The Medical Faculty of theUniversity of Marmara which used to be called Haydarpasha School of Medicine (1901) was one of Vallaury’s education relavent structure. It is a magnificent monumental structure which gained atouch of the Turkish architechtural style and eclectic method with its compressed pointy edges, onion shaped domes which are placed on each tower that is placed on each side of the monumental entrance.

Vallaury also designed the Duyun-u Umumiye which was constructed for the purpose of the transfer of the Ottomans foreign debts. This structure is a eclectec method that Turkish architechtural design was used in on its doors, windows, balcony archs, fringes and roof railings.

In the last period of the Ottomans, after the process of turning the Mail Organization into an establishment was being speeded up, architect Vedat Tek designed the Sirkeci Grand Postoffice Building located in Istanbul.

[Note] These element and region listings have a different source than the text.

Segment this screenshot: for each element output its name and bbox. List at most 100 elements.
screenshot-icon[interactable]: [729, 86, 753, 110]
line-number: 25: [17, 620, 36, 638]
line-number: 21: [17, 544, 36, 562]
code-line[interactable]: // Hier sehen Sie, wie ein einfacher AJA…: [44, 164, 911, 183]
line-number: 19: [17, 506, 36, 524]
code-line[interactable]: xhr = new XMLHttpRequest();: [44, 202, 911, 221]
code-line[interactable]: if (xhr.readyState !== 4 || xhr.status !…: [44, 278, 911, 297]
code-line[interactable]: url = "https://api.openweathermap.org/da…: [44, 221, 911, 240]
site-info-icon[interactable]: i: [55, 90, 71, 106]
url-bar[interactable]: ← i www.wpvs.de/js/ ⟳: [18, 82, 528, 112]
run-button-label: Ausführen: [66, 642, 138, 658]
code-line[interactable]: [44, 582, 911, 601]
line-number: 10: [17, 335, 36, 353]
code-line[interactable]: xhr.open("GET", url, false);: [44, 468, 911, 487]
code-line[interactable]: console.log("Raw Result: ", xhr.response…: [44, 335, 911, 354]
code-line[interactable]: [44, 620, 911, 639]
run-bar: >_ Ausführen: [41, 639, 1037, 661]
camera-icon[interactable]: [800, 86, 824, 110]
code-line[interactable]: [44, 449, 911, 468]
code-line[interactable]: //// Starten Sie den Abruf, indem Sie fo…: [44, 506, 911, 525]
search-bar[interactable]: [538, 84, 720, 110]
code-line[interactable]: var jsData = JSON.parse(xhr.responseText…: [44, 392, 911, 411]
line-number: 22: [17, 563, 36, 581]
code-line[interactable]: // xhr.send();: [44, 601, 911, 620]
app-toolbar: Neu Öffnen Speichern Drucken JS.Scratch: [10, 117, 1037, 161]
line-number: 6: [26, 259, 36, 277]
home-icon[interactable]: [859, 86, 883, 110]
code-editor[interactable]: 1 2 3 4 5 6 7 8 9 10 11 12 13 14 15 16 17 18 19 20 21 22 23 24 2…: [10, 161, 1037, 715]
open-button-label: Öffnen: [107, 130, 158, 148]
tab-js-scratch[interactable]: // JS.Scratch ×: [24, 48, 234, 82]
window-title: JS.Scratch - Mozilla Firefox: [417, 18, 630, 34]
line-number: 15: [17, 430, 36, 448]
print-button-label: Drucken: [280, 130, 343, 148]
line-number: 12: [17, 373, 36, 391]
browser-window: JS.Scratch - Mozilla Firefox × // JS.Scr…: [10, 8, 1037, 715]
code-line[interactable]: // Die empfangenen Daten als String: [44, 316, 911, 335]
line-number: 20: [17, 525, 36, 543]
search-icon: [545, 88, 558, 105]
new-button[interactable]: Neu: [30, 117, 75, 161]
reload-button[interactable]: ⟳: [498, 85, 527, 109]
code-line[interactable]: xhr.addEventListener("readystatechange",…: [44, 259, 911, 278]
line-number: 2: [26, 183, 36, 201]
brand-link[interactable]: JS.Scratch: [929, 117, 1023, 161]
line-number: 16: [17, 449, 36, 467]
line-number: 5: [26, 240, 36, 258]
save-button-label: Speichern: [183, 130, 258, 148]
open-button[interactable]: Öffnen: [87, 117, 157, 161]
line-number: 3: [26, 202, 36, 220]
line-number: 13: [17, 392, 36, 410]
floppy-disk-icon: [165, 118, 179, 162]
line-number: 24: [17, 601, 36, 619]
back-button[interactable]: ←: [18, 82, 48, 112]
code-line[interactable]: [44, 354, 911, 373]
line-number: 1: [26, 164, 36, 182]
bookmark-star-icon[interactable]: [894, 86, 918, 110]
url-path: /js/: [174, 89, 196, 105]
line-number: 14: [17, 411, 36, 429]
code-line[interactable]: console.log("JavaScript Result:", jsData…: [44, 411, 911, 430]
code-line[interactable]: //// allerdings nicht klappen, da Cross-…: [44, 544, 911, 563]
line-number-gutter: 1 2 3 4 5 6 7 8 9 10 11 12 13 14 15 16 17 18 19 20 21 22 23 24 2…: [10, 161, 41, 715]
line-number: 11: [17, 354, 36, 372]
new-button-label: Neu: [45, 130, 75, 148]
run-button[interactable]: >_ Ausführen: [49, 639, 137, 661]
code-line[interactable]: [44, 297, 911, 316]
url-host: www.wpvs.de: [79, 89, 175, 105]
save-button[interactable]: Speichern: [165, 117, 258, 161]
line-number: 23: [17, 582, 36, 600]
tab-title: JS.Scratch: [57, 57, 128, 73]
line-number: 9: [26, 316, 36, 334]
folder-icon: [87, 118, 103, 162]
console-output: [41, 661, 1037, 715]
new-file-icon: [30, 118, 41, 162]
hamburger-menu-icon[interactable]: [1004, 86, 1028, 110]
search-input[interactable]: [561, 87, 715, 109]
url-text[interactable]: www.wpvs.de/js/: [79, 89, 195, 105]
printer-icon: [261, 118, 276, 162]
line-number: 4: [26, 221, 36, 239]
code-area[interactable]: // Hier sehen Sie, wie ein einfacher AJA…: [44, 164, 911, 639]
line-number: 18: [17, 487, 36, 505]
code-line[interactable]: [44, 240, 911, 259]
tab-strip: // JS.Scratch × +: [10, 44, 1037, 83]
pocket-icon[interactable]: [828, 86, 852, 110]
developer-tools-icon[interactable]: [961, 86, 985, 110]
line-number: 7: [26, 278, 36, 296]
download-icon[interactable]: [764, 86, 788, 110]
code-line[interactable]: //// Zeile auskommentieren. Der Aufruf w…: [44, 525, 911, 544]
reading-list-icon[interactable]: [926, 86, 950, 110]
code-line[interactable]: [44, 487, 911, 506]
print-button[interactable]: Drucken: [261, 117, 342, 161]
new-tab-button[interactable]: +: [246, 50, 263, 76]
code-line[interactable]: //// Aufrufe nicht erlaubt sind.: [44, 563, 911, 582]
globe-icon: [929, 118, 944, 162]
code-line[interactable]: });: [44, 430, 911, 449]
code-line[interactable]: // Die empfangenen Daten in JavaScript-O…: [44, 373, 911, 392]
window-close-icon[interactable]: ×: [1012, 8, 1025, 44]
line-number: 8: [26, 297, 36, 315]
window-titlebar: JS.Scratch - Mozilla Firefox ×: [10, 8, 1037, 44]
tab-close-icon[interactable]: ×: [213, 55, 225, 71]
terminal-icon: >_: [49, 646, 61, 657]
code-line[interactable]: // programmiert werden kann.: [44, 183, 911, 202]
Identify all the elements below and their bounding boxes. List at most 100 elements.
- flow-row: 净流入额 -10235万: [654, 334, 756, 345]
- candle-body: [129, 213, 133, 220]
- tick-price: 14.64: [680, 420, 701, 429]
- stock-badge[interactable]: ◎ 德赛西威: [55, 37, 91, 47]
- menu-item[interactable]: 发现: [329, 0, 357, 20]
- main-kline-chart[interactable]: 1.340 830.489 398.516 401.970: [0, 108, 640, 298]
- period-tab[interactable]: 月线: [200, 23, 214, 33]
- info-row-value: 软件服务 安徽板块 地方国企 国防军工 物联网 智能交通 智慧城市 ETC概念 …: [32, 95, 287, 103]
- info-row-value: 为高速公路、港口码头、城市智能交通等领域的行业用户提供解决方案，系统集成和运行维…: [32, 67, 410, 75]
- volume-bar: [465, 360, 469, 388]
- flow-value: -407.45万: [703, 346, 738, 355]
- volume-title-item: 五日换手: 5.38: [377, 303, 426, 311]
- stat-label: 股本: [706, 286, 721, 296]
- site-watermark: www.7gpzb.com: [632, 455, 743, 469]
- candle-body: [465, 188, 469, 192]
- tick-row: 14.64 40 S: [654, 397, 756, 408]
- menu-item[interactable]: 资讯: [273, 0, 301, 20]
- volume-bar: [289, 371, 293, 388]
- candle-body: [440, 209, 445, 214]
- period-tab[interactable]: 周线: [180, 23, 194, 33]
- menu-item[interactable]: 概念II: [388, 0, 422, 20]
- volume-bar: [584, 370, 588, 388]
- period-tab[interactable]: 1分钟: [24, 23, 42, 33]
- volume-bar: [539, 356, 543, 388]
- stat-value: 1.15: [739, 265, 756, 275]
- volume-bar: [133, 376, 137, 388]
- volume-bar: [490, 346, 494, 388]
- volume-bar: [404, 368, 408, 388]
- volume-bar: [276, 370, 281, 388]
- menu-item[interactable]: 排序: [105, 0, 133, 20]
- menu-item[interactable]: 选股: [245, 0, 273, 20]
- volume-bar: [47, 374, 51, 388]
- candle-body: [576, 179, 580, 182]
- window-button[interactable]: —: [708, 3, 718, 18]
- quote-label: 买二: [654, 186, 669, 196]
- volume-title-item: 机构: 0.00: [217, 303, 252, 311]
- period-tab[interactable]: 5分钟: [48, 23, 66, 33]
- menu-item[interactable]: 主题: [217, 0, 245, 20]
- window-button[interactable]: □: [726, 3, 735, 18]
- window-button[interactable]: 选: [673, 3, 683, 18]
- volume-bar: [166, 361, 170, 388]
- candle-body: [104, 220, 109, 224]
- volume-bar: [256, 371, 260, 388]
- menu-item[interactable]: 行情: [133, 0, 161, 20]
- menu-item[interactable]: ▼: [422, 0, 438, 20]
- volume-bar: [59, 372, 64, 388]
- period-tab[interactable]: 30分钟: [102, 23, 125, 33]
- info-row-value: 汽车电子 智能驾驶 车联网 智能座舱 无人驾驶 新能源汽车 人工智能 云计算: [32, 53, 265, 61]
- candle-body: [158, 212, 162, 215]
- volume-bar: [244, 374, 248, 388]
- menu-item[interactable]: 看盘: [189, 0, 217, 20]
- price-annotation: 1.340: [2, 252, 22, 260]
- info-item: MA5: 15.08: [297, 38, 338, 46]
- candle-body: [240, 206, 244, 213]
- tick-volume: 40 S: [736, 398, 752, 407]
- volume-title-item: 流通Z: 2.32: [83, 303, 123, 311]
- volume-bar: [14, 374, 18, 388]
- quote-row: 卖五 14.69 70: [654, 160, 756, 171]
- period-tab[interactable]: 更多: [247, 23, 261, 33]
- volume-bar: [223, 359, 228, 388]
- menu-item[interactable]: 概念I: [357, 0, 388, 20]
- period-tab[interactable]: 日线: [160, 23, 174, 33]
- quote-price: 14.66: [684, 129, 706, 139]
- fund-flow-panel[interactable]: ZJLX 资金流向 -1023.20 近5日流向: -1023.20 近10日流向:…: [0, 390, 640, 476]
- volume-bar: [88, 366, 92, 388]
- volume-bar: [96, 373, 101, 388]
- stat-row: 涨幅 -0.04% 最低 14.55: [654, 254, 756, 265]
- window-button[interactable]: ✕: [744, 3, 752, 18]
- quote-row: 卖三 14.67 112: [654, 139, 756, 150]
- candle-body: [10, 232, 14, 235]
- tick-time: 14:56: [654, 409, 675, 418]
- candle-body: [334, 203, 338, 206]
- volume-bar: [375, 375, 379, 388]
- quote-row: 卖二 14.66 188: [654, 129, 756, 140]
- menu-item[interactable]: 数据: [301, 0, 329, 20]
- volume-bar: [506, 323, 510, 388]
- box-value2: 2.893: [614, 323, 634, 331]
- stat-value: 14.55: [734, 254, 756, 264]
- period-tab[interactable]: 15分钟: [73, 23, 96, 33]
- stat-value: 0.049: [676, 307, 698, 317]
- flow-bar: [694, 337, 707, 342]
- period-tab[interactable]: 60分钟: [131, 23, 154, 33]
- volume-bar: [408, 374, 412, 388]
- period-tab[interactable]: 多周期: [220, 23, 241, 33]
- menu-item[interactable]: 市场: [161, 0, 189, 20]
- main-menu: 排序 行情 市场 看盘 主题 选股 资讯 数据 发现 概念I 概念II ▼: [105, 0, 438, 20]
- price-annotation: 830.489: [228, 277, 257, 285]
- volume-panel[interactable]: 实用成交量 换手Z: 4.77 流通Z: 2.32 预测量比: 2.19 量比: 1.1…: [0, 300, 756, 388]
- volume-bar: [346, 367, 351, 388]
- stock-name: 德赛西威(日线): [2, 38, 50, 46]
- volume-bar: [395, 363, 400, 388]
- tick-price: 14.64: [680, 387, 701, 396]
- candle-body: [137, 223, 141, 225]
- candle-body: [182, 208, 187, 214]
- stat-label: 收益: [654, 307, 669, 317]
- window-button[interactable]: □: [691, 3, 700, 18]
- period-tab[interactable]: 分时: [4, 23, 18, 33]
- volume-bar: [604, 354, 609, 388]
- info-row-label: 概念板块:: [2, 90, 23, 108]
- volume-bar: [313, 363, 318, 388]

It is one of the interesting examples of civil architecture.

With the rise of the tourism in Istanbul in the 20th century and several big business and shopping centers, Istanbul takes place in the hotel city appearance. It has been a part of discusionn that part of them ruin the historical structure and silhouette of İstanbul. However the Hilton Hotel building is not apart of this discussion because of its slanted position. This hotel building that was constructed in the year 1952, is one of the first examples of functional architecture in Turkey. Sedat Hakki Eldem also has a part in the design.